De acuerdo con datos del Banco Mundial, la política de inversión en
educación superior que se mantuvo constante a lo largo de este siglo
duplicó con creces la matrícula en Latinoamérica, al pasar de alrededor
de 20 por ciento, a cerca de 50 por ciento de la población en edad
universitaria. Dicha expansión motivó que millones de integrantes de los
grupos habitualmente excluidos, como estudiantes indígenas, rurales y
negros, ingresaran a la universidad.
México no fue la excepción. En ese mismo periodo consiguió un avance
importante, aunque la deuda social en este rubro continúa siendo
considerable. La cobertura de la matrícula en la enseñanza superior pasó
de poco más de 25 por ciento al inicio del siglo, a cerca de 38 por
ciento en la actualidad.
Pero la llegada de la pandemia a principios de este año derrumbó
expectativas y sueños en Latinoamérica. El parón repentino de las
economías y de las sociedades nos confrontó de golpe con nuestra
realidad y asomó, una vez más, el vergonzoso rostro de nuestras
desigualdades. Esta nueva realidad, como todas las circunstancias que se
derivan de las catástrofes, ha profundizado ya inevitablemente la
inequidad y la pobreza.
El desafío para muchos estudiantes es hacerse de una computadora y
conseguir acceso al servicio de Internet. Los menos favorecidos
económicamente, en el mejor de los casos, comparten una computadora con
el resto de los miembros de su familia y viven en lugares aislados donde
la cobertura de Internet es escasa o nula.

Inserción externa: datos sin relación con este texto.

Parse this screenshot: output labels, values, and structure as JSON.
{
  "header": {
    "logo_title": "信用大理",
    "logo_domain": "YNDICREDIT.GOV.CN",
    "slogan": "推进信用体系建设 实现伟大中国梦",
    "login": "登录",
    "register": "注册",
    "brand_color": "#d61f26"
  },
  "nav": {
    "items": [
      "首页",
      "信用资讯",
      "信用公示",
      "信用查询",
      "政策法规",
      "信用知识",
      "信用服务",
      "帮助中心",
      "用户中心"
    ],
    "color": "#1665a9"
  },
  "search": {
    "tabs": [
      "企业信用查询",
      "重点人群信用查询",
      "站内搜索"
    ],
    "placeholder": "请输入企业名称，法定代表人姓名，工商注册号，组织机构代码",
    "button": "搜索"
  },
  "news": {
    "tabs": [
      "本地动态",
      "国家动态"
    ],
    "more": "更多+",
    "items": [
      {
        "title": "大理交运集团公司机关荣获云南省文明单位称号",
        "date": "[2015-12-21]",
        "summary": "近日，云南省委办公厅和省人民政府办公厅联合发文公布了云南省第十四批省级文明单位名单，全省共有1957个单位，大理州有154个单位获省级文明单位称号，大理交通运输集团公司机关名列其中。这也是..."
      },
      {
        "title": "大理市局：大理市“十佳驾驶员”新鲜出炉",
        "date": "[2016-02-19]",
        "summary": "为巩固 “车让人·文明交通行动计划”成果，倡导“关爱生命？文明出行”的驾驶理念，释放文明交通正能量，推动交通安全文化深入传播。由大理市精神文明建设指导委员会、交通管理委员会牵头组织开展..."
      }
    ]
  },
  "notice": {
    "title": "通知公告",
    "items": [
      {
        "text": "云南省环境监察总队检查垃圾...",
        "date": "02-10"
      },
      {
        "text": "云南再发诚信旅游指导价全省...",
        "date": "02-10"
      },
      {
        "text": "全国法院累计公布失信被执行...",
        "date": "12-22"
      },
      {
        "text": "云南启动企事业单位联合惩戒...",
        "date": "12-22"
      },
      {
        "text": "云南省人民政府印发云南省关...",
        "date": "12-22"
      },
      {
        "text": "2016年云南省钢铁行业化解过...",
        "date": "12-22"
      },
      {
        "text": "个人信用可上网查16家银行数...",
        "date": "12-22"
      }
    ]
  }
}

Para un número importante de estudiantes de la UNAM, la nueva
realidad aparece casi intransitable: cuatro de cada 10 de ellos y ellas
no cuentan con una computadora o una tableta, y en una proporción
ligeramente menor se encuentran quienes carecen de un servicio de
Internet que les permita seguir sus clases en condiciones más o menos
adecuadas. El 14 por ciento del alumnado simplemente no tiene
dispositivo ni Internet.
Es ante estas circunstancias adversas que las universidades se
reconvierten hacia lo digital, a marchas forzadas y con enormes
dificultades, para estar en posibilidades de responder a los nuevos
desafíos.
Antes que nada, las universidades deberán crear programas de apoyo a
los estudiantes menos favorecidos para generar las condiciones que
inhiban la deserción y propicien la igualdad de oportunidades entre el
alumnado, aminorando, en lo posible, el ensanchamiento de la brecha
digital. Esto será viable sólo si, en una primera instancia, logran
dotar de computadoras o tabletas y de Internet al mayor número de
estudiantes y si se capacita al profesorado, particularmente al de mayor
edad, para amigarlo con las plataformas y demás recursos didácticos
digitales.
El reto es formidable y adecuarse a los nuevos tiempos parece ser la
única opción para las universidades. Hay quien se aventura a decir que
podríamos estar viviendo el principio del fin de la universidad que
conocemos hasta hoy.
En lo personal, estoy cierto de que algo cambió y dudo que la
enseñanza vuelva a ser como lo era hasta hace apenas seis meses. Lo
presencial y lo virtual tendrán que aprender a convivir en la educación
del futuro. Pero lo que no puede cambiar, lo que debe preservarse
siempre, son los valores y los fines de las universidades públicas. Las
universidades deberán seguir siendo las palancas para el desarrollo y
las principales propiciadoras de la movilidad social.